Ma torniamo alla questione “tag”. Solitamente ogni innovazione sui social media parte dagli utenti, essi notano una mancanza e cercano di colmarla, i proprietari della piattaforma notano il bisogno degli utenti e lo soddisfano. Ad esempio prima su Facebook erano in molti a scrivere “mi piace il commento di taldeitali”, così è stato introdotto il “mi piace” anche per i commenti. Ma chi è che sentiva il bisogno del tag? Tramite di esso è morto myspace, se prima era l’utente a costruire la propria immagine adesso non può più farlo. I tag svelano la sua vera immagine. E’ un controllo reciproco che ogni giorno attuiamo, vuoi far vedere di essere un bravo ragazzo? Perfetto allora ti taggo nella foto in cui sei ubriaco, dici in giro che te manco le sigarette fumi? Perfetto ti taggo nella foto con in mano la canna. Siamo come delle celebrità inseguite dai paparazzi, prima o poi uscirà fuori una foto imbarazzante di noi. In molti combattono con il social network per mettere come opzione quella dell’approvazione del tag. Ma ovviamente, come in tutte le cose, se non ci vuole nulla per taggare una persona, per impostare l’approvazione del tag dobbiamo fare i salti mortali tra le impostazioni della privacy.
La cosa assurda del successo di Facebook è, a mio giudizio, che tutti vedevano myspace come un social stupido per adolescenti che si facevano le foto dall’alto. Invece Facebook è stato accettato da tutti, è sembrato a tutti il fratello maggiore serio di Myspace, quello che non fa lo scemo. Perché il profilo non è pieno di immagini, che sono poster virtuali in camerette di teen, perché non c’è un nickname, che è il nomignolo che ci si da tra ragazzini, perché non finisci a conoscere gente assurda che sta dall’altra parte d’Italia.

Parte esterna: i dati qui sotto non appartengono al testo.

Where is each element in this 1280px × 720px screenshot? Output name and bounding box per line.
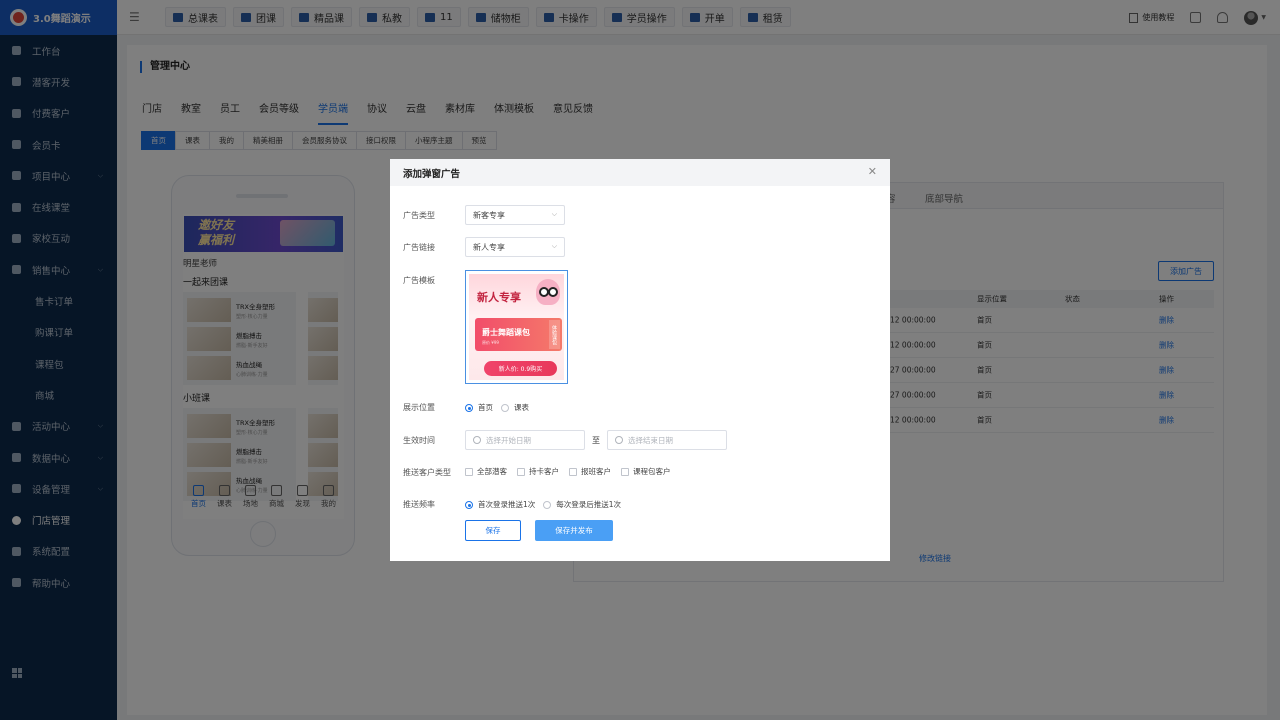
clock-icon (473, 436, 481, 444)
customer-type-checks: 全部潜客 持卡客户 报班客户 课程包客户 (465, 466, 671, 477)
template-buy-button: 新人价: 0.9购买 (484, 361, 557, 376)
save-and-publish-button[interactable]: 保存并发布 (535, 520, 613, 541)
dialog-header: 添加弹窗广告 ✕ (390, 159, 890, 186)
template-title: 新人专享 (477, 291, 521, 304)
chevron-down-icon: ⌵ (551, 210, 557, 218)
check-all-prospects[interactable]: 全部潜客 (465, 466, 507, 477)
ad-type-value: 新客专享 (473, 210, 505, 220)
start-date-input[interactable]: 选择开始日期 (465, 430, 585, 450)
add-popup-ad-dialog: 添加弹窗广告 ✕ 广告类型 新客专享 ⌵ 广告链接 新人专享 ⌵ 广告模板 新人… (390, 159, 890, 561)
check-label: 报班客户 (581, 467, 611, 476)
start-date-placeholder: 选择开始日期 (486, 435, 531, 445)
ad-link-select[interactable]: 新人专享 ⌵ (465, 237, 565, 257)
position-label: 展示位置 (403, 403, 435, 412)
customer-type-label: 推送客户类型 (403, 468, 451, 477)
end-date-placeholder: 选择结束日期 (628, 435, 673, 445)
template-card-tag: 体验课包 (549, 320, 560, 349)
dialog-title: 添加弹窗广告 (403, 168, 461, 180)
close-icon[interactable]: ✕ (868, 165, 877, 178)
end-date-input[interactable]: 选择结束日期 (607, 430, 727, 450)
mascot-illustration (536, 279, 560, 305)
template-label: 广告模板 (403, 276, 435, 285)
check-card-holders[interactable]: 持卡客户 (517, 466, 559, 477)
ad-type-select[interactable]: 新客专享 ⌵ (465, 205, 565, 225)
template-card-title: 爵士舞蹈课包 (482, 328, 530, 337)
ad-link-label: 广告链接 (403, 243, 435, 252)
position-schedule-radio[interactable]: 课表 (501, 402, 529, 413)
check-label: 持卡客户 (529, 467, 559, 476)
freq-first-login-radio[interactable]: 首次登录推送1次 (465, 499, 535, 510)
freq-every-login-radio[interactable]: 每次登录后推送1次 (543, 499, 621, 510)
frequency-radio-group: 首次登录推送1次 每次登录后推送1次 (465, 499, 621, 510)
radio-label: 首页 (478, 403, 493, 412)
check-class-enrolled[interactable]: 报班客户 (569, 466, 611, 477)
chevron-down-icon: ⌵ (551, 242, 557, 250)
check-package-customers[interactable]: 课程包客户 (621, 466, 671, 477)
radio-label: 课表 (514, 403, 529, 412)
ad-link-value: 新人专享 (473, 242, 505, 252)
ad-template-preview[interactable]: 新人专享 爵士舞蹈课包 原价 ¥99 体验课包 新人价: 0.9购买 (465, 270, 568, 384)
date-separator: 至 (592, 436, 600, 445)
template-card-sub: 原价 ¥99 (482, 340, 499, 345)
template-image: 新人专享 爵士舞蹈课包 原价 ¥99 体验课包 新人价: 0.9购买 (469, 274, 564, 380)
save-button[interactable]: 保存 (465, 520, 521, 541)
clock-icon (615, 436, 623, 444)
check-label: 全部潜客 (477, 467, 507, 476)
radio-label: 每次登录后推送1次 (556, 500, 622, 509)
check-label: 课程包客户 (633, 467, 671, 476)
time-label: 生效时间 (403, 436, 435, 445)
template-course-card: 爵士舞蹈课包 原价 ¥99 体验课包 (475, 318, 562, 351)
radio-label: 首次登录推送1次 (478, 500, 536, 509)
position-home-radio[interactable]: 首页 (465, 402, 493, 413)
ad-type-label: 广告类型 (403, 211, 435, 220)
position-radio-group: 首页 课表 (465, 402, 529, 413)
frequency-label: 推送频率 (403, 500, 435, 509)
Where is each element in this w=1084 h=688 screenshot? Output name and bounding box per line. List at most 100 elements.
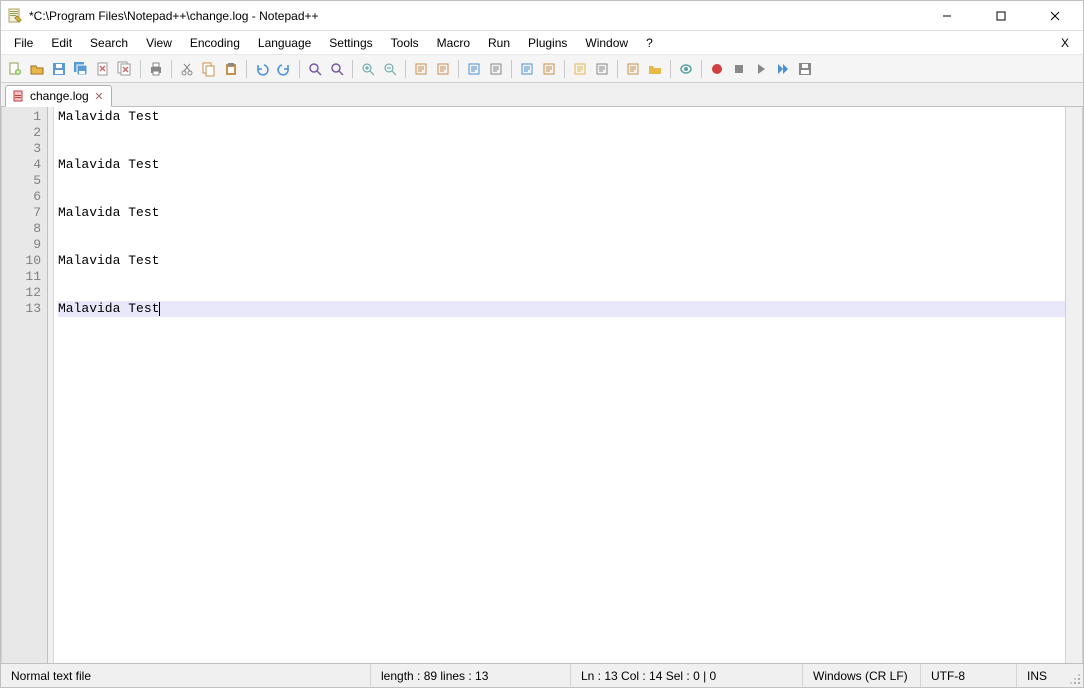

Ma il fatto è questo, Myspace in definitiva si faceva meno i cazzi tuoi, gli interessava semplicemente sapere che musica ascolti. Potevi darti un qualsiasi nick del cazzo. E poi ad esser sinceri a chi gliene fotte di mantenere i contatti con un vecchio compagno di liceo berlusconiano, con i soldi che gli escono dal culo, e che va a puttane con la macchina del padre. La rete dovrebbe permetterci di allargare i nostri orizzonti, conoscere persone al di fuori del nostro recinto sociale, se invece la usiamo soltanto per mantenere la nostra cerchia di amici fidati allora ci ghettizziamo e non mi pare il modo migliore di sfruttare l’enorme potenza della rete. Il punto è questo: le persone sono anche input culturali, tramite loro conosciamo nuova musica, nuovi libri, nuovi film. Dietro ogni blog, magazine e rivista c’è una persona. Un profilo di Facebook può essere anche uno spazio in cui ci informiamo, in cui curiosiamo alla ricerca di nuovi spunti. Non deve essere per forza un contatto fisso, possiamo considerare una persona come la pagina di un blog di tendenza. Certo che se questa dimensione si mischia con quella del privato sono, volgarmente parlando, cazzi. Se su myspace avevamo il completo controllo del nostro profilo, con l’arrivo del tag ci sono altri che ci controllano e molto spesso rivelano lati di noi che volevamo tenere nascosti. Il tag non è altro che un controllo che attuiamo a vicenda, ci smascheriamo a vicenda ma, come dicevo prima, chi sono stati gli utenti che hanno manifestato questo bisogno? Sono mai esistiti?